Corinne Hirsch, experte en égalité professionnelle et dirigeante du cabinet Aequiso, alerte sur certains travers dans les entreprises, qui évitent en fait de s’attaquer aux vraies inégalités…
Il y a 20 ou 30 ans, on s’est beaucoup centré sur cette question, et voici que cette thématique revient aujourd’hui… Pour moi, ce sujet est presque mineur par rapport aux freins organisationnels et structurels, liés aux différences entre les sexes et au sexisme en général. Travailler sur la grossesse a été une façon de ne pas réfléchir à l’organisation et de ne pas travailler sur le fond. Qu’aujourd’hui ce sujet revienne me provoque une certaine inquiétude, notamment lorsque j’ai entendu dernièrement que les entreprises travaillaient sur les 3 M – maternité, menstruation, ménopause. C’est un piège. Le risque est de « ré-essentialiser » les femmes autour de leur ventre… Notre combat a été de dire que la grossesse représente six ou sept semaines de congé, pris en moyenne deux fois dans une vie professionnelle. Cela ne peut donc pas être le seul fondement des inégalités. Cependant, il est indéniable qu’il y a bien une présomption permanente vis-à-vis des femmes, liée à leur possible maternité, mais nous remarquons que les écarts de salaires touchent aussi les femmes qui n’ont pas d’enfants et qui, en fin de carrière, ont toujours un salaire inférieur aux hommes. En d’autres termes, les inégalités au travail ne sont pas liées principalement à cette période de la vie. Il faut souligner en revanche qu’il manque entre 300 et 5 000 places d’accueil de la petite enfance. Tant que l’on n’aura pas trouvé une solution, les femmes seront obligées de compenser, particulièrement celles qui ont des faibles revenus et qui ne peuvent pas s’adjoindre les services d’une personne qui va les aider. Elles sont souvent obligées de partir en congé parental subi.

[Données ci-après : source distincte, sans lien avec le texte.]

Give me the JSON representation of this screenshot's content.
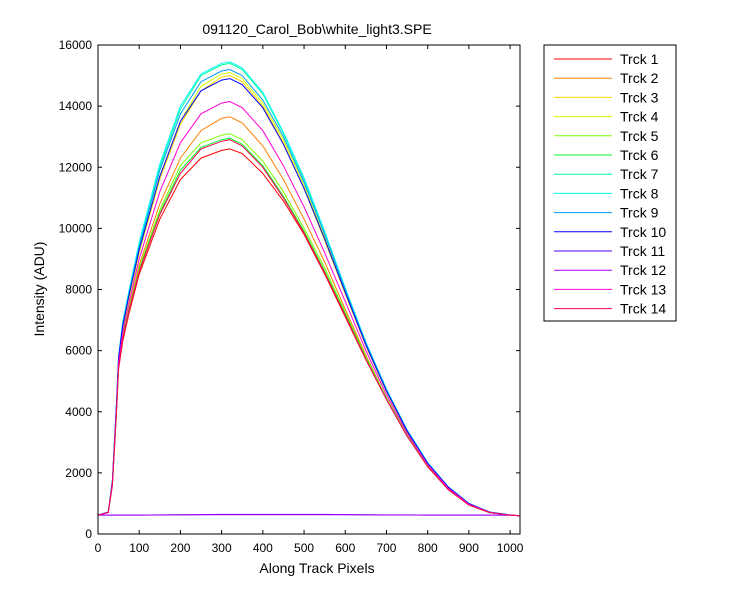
{
  "chart_data": {
    "type": "line",
    "title": "091120_Carol_Bob\\white_light3.SPE",
    "xlabel": "Along Track Pixels",
    "ylabel": "Intensity (ADU)",
    "xlim": [
      0,
      1024
    ],
    "ylim": [
      0,
      16000
    ],
    "x_ticks": [
      0,
      100,
      200,
      300,
      400,
      500,
      600,
      700,
      800,
      900,
      1000
    ],
    "y_ticks": [
      0,
      2000,
      4000,
      6000,
      8000,
      10000,
      12000,
      14000,
      16000
    ],
    "grid": false,
    "legend_position": "outside-right",
    "x": [
      0,
      25,
      35,
      45,
      50,
      60,
      75,
      100,
      150,
      200,
      250,
      300,
      320,
      350,
      400,
      450,
      500,
      550,
      600,
      650,
      700,
      750,
      800,
      850,
      900,
      950,
      1000,
      1024
    ],
    "series": [
      {
        "name": "Trck 1",
        "color": "#ff0000",
        "values": [
          620,
          700,
          1600,
          4000,
          5400,
          6300,
          7200,
          8500,
          10300,
          11600,
          12300,
          12550,
          12600,
          12450,
          11800,
          10900,
          9800,
          8500,
          7100,
          5700,
          4400,
          3200,
          2200,
          1450,
          950,
          700,
          620,
          600
        ]
      },
      {
        "name": "Trck 2",
        "color": "#ff7f00",
        "values": [
          620,
          710,
          1650,
          4100,
          5550,
          6500,
          7400,
          8800,
          10800,
          12300,
          13200,
          13600,
          13650,
          13450,
          12700,
          11600,
          10300,
          8900,
          7350,
          5850,
          4450,
          3250,
          2250,
          1500,
          980,
          710,
          620,
          600
        ]
      },
      {
        "name": "Trck 3",
        "color": "#ffd400",
        "values": [
          620,
          715,
          1700,
          4200,
          5700,
          6700,
          7700,
          9200,
          11600,
          13400,
          14500,
          14950,
          15000,
          14800,
          14000,
          12800,
          11300,
          9600,
          7850,
          6150,
          4650,
          3350,
          2300,
          1520,
          990,
          715,
          620,
          600
        ]
      },
      {
        "name": "Trck 4",
        "color": "#d4ff00",
        "values": [
          620,
          715,
          1720,
          4220,
          5720,
          6750,
          7750,
          9250,
          11700,
          13500,
          14650,
          15050,
          15100,
          14900,
          14100,
          12900,
          11400,
          9700,
          7900,
          6200,
          4680,
          3370,
          2310,
          1530,
          995,
          715,
          620,
          600
        ]
      },
      {
        "name": "Trck 5",
        "color": "#7fff00",
        "values": [
          620,
          705,
          1620,
          4050,
          5500,
          6450,
          7350,
          8700,
          10600,
          12050,
          12800,
          13050,
          13100,
          12900,
          12200,
          11200,
          10000,
          8700,
          7250,
          5800,
          4450,
          3230,
          2230,
          1470,
          960,
          705,
          620,
          600
        ]
      },
      {
        "name": "Trck 6",
        "color": "#00ff2a",
        "values": [
          620,
          705,
          1610,
          4030,
          5480,
          6400,
          7300,
          8650,
          10500,
          11900,
          12650,
          12900,
          12950,
          12750,
          12050,
          11050,
          9900,
          8600,
          7200,
          5750,
          4420,
          3210,
          2220,
          1460,
          955,
          700,
          620,
          600
        ]
      },
      {
        "name": "Trck 7",
        "color": "#00ff99",
        "values": [
          620,
          720,
          1750,
          4300,
          5800,
          6900,
          7900,
          9500,
          12000,
          13900,
          15000,
          15350,
          15400,
          15200,
          14400,
          13100,
          11600,
          9850,
          8000,
          6250,
          4720,
          3400,
          2330,
          1540,
          1000,
          720,
          620,
          600
        ]
      },
      {
        "name": "Trck 8",
        "color": "#00ffff",
        "values": [
          620,
          720,
          1760,
          4320,
          5820,
          6950,
          7950,
          9550,
          12100,
          14000,
          15050,
          15400,
          15450,
          15250,
          14450,
          13150,
          11650,
          9900,
          8050,
          6280,
          4740,
          3410,
          2340,
          1545,
          1000,
          720,
          620,
          600
        ]
      },
      {
        "name": "Trck 9",
        "color": "#0099ff",
        "values": [
          620,
          718,
          1740,
          4280,
          5780,
          6850,
          7850,
          9400,
          11900,
          13750,
          14800,
          15150,
          15200,
          15000,
          14200,
          13000,
          11500,
          9800,
          7980,
          6240,
          4710,
          3390,
          2320,
          1535,
          998,
          718,
          620,
          600
        ]
      },
      {
        "name": "Trck 10",
        "color": "#0000ff",
        "values": [
          620,
          716,
          1720,
          4250,
          5750,
          6800,
          7800,
          9300,
          11700,
          13500,
          14500,
          14850,
          14900,
          14700,
          13950,
          12750,
          11300,
          9650,
          7900,
          6180,
          4680,
          3370,
          2310,
          1530,
          995,
          716,
          620,
          600
        ]
      },
      {
        "name": "Trck 11",
        "color": "#5500ff",
        "values": [
          620,
          620,
          620,
          620,
          620,
          620,
          620,
          620,
          625,
          630,
          635,
          640,
          640,
          640,
          640,
          640,
          640,
          640,
          635,
          630,
          625,
          625,
          620,
          620,
          620,
          620,
          620,
          600
        ]
      },
      {
        "name": "Trck 12",
        "color": "#aa00ff",
        "values": [
          620,
          620,
          620,
          620,
          620,
          620,
          620,
          620,
          622,
          625,
          628,
          630,
          630,
          630,
          630,
          630,
          630,
          630,
          628,
          625,
          622,
          622,
          620,
          620,
          620,
          620,
          620,
          600
        ]
      },
      {
        "name": "Trck 13",
        "color": "#ff00d4",
        "values": [
          620,
          712,
          1680,
          4150,
          5600,
          6600,
          7550,
          9000,
          11200,
          12800,
          13750,
          14100,
          14150,
          13950,
          13200,
          12050,
          10700,
          9200,
          7600,
          6000,
          4550,
          3300,
          2270,
          1500,
          975,
          712,
          620,
          600
        ]
      },
      {
        "name": "Trck 14",
        "color": "#ff0055",
        "values": [
          620,
          702,
          1600,
          4020,
          5450,
          6380,
          7280,
          8600,
          10450,
          11800,
          12600,
          12850,
          12900,
          12700,
          12000,
          11000,
          9850,
          8550,
          7150,
          5720,
          4400,
          3200,
          2210,
          1455,
          950,
          700,
          620,
          600
        ]
      }
    ]
  }
}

Le droit à l’augmentation salariale des femmes au retour de la maternité est inscrit dans la loi. Or un très grand nombre d’entreprises affichent un mauvais score, zéro, souvent, sur ce critère dans l’Index de l’égalité. Certaines découvrent même que c’est obligatoire, et pis, d’autres déclarent qu’elles ne comprennent pas pourquoi une femme qui n’a pas été en poste pendant une période donnée serait augmentée. Paradoxalement, lorsque les entreprises se préoccupent de l’égalité au travail, elles commencent souvent par ce que j’appelle le plus simple, c’est-à-dire faciliter les temps de vie, le temps partiel, le congé parental, la non-discrimination sur la prise de congés avec les congés parentaux, l’interdiction des réunions avant 9 heures ou après 18 heures. Mon rôle est de leur dire : « C’est très bien, mais occupons-nous du reste ». J’ai accompagné une entreprise qui n’arrivait pas à signer son accord égalité parce qu’il y avait un blocage interne sur le fait d’attribuer des places de stationnement proches de l’entrée de l’entreprise aux femmes enceintes, réservées à la direction. Pourtant, toutes les femmes qui ont été enceintes vous diront qu’elles sont tout à fait capables de marcher, et que c’est même souvent conseillé par leur médecin ! Malgré la bienveillance, on passe à côté du vrai sujet et pendant ce temps, on ne travaille pas assez sur les leviers structurels.
Nous glissons en effet vers une notion de parentalité très normative, et qui, paradoxalement, enferme aussi les hommes. Sont mis en avant l’aide au temps partiel le mercredi ou le congé parental – comme si c’était une évidence que pour bien s’occuper de ses enfants, il fallait s’arrêter de travailler ! Et l’on enferme d’ailleurs aussi les hommes dans cette notion. Mais des milliers d’enfants grandissent bien alors que leurs parents travaillent cinq jours par semaine. Bref, la pression sociale sur ce qu’est « une bonne mère » est effarante. Attention au risque d’un retour en arrière ! Même si, évidemment, dans la panoplie des mesures pour l’égalité, il faut absolument qu’il y ait cette souplesse et cette compréhension, aussi bien dans l’entretien individuel avec le supérieur hiérarchique qu’avec les RH avant et après le congé maternité, ainsi que des accompagnements, c’est une question de bon sens. Mais il faut aller au-delà.